Patterns can also contain a special field consisting of a *single
asterisk*, which is a wildcard and can match any string in the path.
For each path encountered in the input, print the *best-matching
pattern*. The best-matching pattern is the one which matches the path
using the fewest wildcards.
If there is a tie (that is, if two or more patterns with the same number
of wildcards match a path), prefer the pattern whose leftmost wildcard
appears in a field further to the right. If multiple patterns' leftmost
wildcards appear in the same field position, apply this rule recursively
to the remainder of the pattern.
Clone the repo by running
git clone [email protected]:Killectro/Pattern-Matching-Paths.git
I modified the build output directory of the project so that it will output inside the project directory, so all you need to do to run the script is run the command
cat input_file_name.txt | ./Build/Products/Debug/PatternMatchingPaths > output_file_name.txt
This project was built in Xcode because its much simpler to write and run tests in Xcode than it is to run xctest
manually. If you would like to run the tests yourself, you can open up the .xcodeproj
file in Xcode and press Command + U
.
If you would rather build the executable yourself in Xcode simply press Command + B
to output a new version of the executable to the Build/Products/Debug
directory.
The worst-case complexity of this algorithm is O(n2), or more specifically, O(N * M) where N is the number of patterns and M is the number of paths. However, the average complexity of the algorithm is significantly lower. First, the patterns are pre-sorted in descending order of their "bestness", as defined in the requirements. This means that we attempt to compare to the best patterns first, meaning that the first pattern we see that matches will be the best matching pattern. Combine this with the fact that the matching code skips any pattern that doesn't have the same number of components as the path, and in the average case the algorithm will trim a significant portion of the possible patterns.
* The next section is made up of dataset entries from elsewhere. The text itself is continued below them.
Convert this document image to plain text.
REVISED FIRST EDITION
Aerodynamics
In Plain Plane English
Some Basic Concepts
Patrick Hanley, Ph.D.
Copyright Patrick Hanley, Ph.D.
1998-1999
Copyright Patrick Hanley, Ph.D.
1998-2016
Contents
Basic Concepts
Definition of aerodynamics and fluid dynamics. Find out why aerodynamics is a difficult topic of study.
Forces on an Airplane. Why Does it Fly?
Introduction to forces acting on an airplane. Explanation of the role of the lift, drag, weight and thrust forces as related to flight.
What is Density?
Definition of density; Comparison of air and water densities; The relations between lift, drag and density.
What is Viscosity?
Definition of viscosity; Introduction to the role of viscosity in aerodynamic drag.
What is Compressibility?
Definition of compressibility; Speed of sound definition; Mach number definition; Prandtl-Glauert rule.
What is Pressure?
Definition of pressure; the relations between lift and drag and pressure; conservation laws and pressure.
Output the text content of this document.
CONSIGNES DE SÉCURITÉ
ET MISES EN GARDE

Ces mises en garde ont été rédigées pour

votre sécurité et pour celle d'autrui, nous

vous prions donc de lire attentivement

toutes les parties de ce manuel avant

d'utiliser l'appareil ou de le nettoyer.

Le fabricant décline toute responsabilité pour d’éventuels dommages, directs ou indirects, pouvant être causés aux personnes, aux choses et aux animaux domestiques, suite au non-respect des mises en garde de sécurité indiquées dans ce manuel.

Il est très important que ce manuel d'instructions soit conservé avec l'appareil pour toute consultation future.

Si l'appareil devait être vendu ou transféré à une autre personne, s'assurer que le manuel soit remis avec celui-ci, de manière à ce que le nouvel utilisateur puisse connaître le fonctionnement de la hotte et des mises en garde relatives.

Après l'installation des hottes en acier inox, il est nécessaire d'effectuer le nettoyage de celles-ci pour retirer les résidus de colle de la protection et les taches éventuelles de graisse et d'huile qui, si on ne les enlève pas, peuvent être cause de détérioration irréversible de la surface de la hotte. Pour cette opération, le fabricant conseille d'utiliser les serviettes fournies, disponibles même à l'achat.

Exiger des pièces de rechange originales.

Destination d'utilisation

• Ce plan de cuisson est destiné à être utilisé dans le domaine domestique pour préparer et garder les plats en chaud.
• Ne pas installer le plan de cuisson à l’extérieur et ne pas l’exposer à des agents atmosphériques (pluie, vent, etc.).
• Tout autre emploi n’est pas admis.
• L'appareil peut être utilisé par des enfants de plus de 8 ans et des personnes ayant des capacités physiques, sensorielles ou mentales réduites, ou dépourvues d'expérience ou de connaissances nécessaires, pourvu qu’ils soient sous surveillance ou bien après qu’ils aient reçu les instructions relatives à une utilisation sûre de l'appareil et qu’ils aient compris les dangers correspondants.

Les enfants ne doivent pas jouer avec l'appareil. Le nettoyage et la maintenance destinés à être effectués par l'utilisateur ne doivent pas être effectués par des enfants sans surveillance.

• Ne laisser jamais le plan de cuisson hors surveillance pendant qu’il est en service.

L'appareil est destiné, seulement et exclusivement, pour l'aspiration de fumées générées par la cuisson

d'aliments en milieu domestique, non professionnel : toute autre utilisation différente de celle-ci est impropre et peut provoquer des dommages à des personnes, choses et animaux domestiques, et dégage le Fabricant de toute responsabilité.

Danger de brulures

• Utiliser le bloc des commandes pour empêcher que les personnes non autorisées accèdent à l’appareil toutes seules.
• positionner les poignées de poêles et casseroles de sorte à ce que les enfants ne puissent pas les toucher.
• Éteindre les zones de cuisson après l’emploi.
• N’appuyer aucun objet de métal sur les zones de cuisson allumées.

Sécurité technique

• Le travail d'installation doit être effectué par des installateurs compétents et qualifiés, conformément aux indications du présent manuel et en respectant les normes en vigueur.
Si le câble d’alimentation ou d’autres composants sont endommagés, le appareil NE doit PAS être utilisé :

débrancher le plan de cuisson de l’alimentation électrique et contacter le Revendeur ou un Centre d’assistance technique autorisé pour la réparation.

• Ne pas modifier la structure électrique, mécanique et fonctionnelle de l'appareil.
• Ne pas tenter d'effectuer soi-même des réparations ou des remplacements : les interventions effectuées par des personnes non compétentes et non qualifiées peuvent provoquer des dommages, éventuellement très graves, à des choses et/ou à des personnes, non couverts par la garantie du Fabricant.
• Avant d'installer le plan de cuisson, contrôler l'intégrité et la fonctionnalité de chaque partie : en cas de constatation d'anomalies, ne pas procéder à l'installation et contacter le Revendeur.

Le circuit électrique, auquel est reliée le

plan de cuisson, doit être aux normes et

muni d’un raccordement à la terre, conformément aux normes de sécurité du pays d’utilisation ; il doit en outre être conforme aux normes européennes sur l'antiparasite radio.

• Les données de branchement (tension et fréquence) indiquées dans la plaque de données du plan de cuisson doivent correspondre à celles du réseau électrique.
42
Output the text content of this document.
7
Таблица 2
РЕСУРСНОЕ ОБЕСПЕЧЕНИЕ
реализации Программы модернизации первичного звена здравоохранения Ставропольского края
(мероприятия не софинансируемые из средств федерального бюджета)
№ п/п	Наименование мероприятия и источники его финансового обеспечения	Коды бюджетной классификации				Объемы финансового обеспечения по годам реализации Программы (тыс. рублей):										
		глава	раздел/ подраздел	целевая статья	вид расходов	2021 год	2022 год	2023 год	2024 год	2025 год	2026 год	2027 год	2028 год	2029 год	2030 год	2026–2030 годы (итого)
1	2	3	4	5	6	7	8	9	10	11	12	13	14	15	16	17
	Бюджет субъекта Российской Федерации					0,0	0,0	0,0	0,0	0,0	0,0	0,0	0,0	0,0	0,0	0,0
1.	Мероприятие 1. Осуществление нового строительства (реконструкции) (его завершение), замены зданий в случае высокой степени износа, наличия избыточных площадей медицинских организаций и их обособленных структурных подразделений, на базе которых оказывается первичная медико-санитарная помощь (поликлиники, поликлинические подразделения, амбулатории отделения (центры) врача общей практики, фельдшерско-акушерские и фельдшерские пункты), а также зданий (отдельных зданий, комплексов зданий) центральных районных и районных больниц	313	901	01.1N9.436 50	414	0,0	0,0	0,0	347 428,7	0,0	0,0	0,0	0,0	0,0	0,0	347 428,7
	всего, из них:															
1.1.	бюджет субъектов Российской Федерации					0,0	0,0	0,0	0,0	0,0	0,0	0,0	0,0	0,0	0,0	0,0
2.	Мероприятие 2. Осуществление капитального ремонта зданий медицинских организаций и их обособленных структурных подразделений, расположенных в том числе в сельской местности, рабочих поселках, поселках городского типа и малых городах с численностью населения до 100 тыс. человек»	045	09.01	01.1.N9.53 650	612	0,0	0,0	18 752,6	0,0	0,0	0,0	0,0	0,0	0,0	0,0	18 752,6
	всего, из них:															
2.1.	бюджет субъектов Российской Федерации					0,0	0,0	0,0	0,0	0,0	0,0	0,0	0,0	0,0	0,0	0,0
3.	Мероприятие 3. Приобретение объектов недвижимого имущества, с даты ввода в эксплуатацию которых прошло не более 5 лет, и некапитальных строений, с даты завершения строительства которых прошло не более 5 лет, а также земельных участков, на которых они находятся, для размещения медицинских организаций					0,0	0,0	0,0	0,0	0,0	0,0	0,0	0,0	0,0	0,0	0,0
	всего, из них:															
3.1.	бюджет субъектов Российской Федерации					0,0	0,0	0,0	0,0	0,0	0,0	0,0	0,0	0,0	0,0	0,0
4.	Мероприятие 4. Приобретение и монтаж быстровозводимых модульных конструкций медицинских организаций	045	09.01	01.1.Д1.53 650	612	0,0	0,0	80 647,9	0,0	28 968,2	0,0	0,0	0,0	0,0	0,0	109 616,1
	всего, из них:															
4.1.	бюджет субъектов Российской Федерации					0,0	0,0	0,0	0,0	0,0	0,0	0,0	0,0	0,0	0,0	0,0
The algorithm completes fairly quickly given a large input size due to the optimizations outlined above, but there is likely a faster solution that I didn't think of. One non-algorithmic speedup is that since each operation is independent once the input has been pre-sorted, the algorithm lends itself very well to being massively parallelized on a GPGPU. This would give huge speed increases without changing the algorithm.